The Engine of the future of computing: Secrets of multi-chip packaging technology

     Today, with the rapid development of science and technology, people's demand for computing is also increasing, and the traditional single-chip method can not meet the requirements of high performance and high efficiency in modern applications. In this context, multi-chip packaging (which we call MCP) technology emerged and became one of the important forces driving the future of computing. By putting multiple chips into a single package, the technology not only gives the system more computing power, but also makes it more integrated and energy efficient.

     Let's talk about the basic concept of multi-chip packaging technology. This is a technique that combines several integrated circuit chips with different functions, or several chips with the same functions, in order to make computer systems smaller, compute faster, and save power. Compared with the traditional SCM integration method, this technology can improve the system performance by optimizing the design.

     This technology generally has several packaging forms, such as 3D packaging, system level packaging (SiP), chip level packaging (WLP), and so on, each form has its own specific uses and advantages.

     Let's take a look at 3D packaging, which is a new thing that breaks the limitations of space. 3D packaging technology can stack chips vertically, saving a lot of board space and improving data transmission speed. The technology makes the connection between the chips tighter and improves the transmission efficiency and bandwidth of the signal. In 3D packages, the chips are powered through micro-bumps or through-silicon holes (TSVS), which shorten the distance between the chips and reduce signal delay and power consumption. Due to its performance, the technology is used in high-performance computing, artificial intelligence chips, and graphics processing units (Gpus).

     Then there is system-level packaging (SiP), a technique that puts multiple functional modules such as the processor, HY5118164BDC-60 memory, and other peripherals in a single package. SiP can be flexible, and the installed functional modules can be adjusted as needed, making product design more comfortable, and the number of components is much less, and production costs will be reduced. In places like mobile devices and the Internet of Things (IoT), SiP is heavily used because it can provide powerful capabilities while controlling overall volume and energy consumption. Today's smartphones, wearables and smart home devices all like to use SiP technology to be smaller and more cost-effective.

     There is also chip-level packaging (WLP), which allows for the miniaturization of designs. WLP is to install the unpackaged chip on the substrate, and directly use the surface of the chip itself as the package structure, replacing the traditional plastic package. This packaging method can reduce the size of the chip a lot and is suitable for micro products. Due to its small size and low power consumption, it is commonly used in consumer electronics, mobile devices, and biomedical fields. Especially where space and heat requirements are particularly stringent, WLP can provide a good solution.

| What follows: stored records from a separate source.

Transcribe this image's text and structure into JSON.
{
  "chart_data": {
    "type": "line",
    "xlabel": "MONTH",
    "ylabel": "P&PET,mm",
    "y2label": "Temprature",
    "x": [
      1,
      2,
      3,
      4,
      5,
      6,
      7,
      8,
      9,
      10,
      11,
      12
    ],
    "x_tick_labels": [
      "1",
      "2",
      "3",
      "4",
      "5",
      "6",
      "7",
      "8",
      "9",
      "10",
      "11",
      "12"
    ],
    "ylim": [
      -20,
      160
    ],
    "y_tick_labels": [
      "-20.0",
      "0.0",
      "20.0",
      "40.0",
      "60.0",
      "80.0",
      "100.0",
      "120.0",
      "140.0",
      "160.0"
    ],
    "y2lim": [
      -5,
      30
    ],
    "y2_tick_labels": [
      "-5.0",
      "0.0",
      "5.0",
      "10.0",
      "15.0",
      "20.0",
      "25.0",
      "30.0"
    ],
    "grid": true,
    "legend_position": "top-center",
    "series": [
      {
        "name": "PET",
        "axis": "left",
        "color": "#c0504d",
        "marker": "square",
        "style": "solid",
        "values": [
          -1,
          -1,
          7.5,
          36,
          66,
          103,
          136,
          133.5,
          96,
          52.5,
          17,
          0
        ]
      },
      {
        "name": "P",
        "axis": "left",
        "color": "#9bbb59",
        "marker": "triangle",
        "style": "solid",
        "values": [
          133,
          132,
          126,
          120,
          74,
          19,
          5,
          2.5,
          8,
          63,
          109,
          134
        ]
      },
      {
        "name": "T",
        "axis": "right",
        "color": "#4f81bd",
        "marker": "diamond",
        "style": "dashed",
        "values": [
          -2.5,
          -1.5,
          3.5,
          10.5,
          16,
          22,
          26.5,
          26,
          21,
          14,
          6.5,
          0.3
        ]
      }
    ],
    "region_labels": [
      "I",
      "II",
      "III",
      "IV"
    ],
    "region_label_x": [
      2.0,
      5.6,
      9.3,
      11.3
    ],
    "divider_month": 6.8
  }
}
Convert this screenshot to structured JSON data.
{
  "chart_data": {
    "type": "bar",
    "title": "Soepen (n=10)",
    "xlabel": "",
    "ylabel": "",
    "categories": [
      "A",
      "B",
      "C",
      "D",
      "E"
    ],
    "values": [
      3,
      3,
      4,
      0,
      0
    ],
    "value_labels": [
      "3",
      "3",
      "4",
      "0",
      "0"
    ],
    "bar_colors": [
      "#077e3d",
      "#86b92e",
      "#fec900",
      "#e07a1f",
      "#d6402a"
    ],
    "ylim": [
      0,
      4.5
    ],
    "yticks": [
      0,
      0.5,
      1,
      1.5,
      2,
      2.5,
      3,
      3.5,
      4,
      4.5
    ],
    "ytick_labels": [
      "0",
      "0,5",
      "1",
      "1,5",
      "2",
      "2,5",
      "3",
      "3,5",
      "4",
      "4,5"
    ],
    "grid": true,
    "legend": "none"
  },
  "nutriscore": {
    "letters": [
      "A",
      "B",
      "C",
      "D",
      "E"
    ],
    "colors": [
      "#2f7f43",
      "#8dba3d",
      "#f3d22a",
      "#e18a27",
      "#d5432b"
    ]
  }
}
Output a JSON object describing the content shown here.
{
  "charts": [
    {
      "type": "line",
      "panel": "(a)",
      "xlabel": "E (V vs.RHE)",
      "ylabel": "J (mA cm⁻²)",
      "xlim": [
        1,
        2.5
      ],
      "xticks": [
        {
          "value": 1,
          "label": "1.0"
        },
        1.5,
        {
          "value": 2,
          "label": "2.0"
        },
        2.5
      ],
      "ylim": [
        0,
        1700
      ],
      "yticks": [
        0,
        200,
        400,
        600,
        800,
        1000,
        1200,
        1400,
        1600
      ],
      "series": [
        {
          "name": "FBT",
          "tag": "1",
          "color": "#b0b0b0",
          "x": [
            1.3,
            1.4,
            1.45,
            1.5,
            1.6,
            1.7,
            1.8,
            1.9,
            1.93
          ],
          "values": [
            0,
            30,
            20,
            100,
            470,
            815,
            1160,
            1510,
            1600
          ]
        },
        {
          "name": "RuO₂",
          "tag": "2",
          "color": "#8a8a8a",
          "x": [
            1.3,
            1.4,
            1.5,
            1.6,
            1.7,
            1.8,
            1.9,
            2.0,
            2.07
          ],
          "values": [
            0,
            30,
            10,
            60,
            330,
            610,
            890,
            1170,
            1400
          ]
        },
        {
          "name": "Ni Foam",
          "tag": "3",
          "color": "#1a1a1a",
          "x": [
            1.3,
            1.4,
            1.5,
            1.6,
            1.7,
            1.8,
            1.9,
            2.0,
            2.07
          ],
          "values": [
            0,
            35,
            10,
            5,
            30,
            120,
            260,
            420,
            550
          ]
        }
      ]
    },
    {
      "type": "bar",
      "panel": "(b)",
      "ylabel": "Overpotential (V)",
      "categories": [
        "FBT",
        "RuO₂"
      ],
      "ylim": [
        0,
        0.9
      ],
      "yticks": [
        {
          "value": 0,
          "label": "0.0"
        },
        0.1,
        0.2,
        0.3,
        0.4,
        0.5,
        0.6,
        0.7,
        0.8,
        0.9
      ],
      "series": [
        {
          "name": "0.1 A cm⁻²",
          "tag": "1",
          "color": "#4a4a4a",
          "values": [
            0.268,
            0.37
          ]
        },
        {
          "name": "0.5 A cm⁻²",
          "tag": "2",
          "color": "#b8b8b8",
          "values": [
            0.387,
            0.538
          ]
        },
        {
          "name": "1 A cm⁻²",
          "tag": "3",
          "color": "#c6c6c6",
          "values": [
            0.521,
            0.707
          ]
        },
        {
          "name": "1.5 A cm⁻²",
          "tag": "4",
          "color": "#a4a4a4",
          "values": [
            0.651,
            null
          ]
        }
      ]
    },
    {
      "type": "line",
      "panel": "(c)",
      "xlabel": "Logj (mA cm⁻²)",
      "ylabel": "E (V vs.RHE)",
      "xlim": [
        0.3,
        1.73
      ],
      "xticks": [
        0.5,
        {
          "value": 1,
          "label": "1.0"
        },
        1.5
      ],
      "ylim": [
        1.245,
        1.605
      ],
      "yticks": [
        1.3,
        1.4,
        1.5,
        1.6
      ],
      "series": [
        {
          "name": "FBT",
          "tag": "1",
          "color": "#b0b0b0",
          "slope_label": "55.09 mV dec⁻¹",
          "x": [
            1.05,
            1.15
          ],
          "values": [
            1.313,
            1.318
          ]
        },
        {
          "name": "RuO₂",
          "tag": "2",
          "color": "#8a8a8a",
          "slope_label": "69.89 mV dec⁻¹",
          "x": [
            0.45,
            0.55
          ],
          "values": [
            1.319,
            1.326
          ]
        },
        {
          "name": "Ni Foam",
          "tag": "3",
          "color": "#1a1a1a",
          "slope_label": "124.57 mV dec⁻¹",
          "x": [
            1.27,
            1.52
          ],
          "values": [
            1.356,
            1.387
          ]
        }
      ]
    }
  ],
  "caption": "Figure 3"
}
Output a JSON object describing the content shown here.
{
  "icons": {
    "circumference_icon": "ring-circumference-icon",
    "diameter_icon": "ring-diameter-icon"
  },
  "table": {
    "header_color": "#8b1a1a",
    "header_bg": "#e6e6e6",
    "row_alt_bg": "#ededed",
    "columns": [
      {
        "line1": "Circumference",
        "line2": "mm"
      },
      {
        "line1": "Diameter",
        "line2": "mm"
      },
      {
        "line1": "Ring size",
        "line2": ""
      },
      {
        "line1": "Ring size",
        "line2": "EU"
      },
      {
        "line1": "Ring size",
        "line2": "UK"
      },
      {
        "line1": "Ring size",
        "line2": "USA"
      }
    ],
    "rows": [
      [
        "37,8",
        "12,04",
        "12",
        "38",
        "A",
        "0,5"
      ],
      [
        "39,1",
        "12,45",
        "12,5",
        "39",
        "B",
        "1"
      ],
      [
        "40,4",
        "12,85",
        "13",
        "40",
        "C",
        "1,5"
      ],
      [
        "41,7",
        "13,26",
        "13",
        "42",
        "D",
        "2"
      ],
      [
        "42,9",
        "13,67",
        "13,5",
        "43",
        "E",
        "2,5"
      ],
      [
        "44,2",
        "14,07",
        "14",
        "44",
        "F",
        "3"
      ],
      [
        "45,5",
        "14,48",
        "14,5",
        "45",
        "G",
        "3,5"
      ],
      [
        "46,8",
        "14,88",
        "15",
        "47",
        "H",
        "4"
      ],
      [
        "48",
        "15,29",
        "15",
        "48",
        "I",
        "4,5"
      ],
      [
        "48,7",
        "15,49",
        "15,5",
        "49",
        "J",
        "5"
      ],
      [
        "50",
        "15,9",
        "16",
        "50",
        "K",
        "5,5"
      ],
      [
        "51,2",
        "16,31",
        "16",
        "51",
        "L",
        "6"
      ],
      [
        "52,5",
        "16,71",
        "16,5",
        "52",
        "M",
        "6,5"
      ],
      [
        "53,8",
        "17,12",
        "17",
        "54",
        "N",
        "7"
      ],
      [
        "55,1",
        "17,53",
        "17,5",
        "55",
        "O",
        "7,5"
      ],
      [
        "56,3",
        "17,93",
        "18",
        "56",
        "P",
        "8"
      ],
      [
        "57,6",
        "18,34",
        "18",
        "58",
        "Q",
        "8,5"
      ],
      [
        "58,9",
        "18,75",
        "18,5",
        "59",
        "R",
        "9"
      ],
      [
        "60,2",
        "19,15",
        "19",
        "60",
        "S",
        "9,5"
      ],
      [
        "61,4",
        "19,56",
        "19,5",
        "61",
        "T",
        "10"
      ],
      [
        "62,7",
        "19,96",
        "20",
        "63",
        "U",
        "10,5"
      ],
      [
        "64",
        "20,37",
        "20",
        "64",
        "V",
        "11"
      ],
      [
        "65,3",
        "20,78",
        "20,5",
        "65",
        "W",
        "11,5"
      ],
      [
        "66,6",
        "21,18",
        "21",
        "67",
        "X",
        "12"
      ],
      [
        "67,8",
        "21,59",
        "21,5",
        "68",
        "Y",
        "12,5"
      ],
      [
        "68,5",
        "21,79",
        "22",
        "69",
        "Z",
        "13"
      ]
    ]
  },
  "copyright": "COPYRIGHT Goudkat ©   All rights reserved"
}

     Speaking of thermal management, this is also a benefit of multi-chip packaging technology. By putting multiple chips in a single package, designers can better control the heat distribution of the chip and use some advanced cooling materials and technologies to reduce heat buildup and make the chip more reliable and stable. These technologies, using heat pipes, phase change materials or thermal interface materials, can improve the heat dissipation efficiency of multi-chip packages and effectively prevent overheating from affecting chip performance. In addition, reasonable thermal design also helps to reduce the overall energy consumption of the system and improve the system performance.

     However, this multi-chip packaging technology also has many design problems. First, the integration of multiple chips is prone to radio and signal cross interference, and design engineers have to pay more attention to electromagnetic compatibility (EMC) and signal integrity (SI). Secondly, how to get the correct connection structure and thermal management design between the chips to ensure that the entire system can run efficiently is also a more troublesome thing. In addition, when manufacturing, how to achieve high-precision and high-yield packaging process to ensure the reliability and stability of products, which is also a problem that many technicians have to think about.

     Facing these problems, advanced design software, accurate simulation tools and the application of new materials are the key to the development of multi-chip packaging technology in the future. With this, designers can solve problems more efficiently, making designs more viable and products more competitive in the market.

     With the continuous progress of technology, multi-chip packaging technology will continue to develop in the direction of higher density, more functions and better performance. In particular, artificial intelligence, high-performance computing, and 5G communication are developing faster and faster, and there is an increasing demand for more complex and efficient multi-chip solutions.

     The multi-chip package of the future is not just a single integrated circuit, but will develop in the direction of smarter and more complex integration. Combined with artificial intelligence and machine learning, multi-chip packaging is expected to open a new era of computing technology, promote more application scenarios, and achieve more comprehensive technological breakthroughs.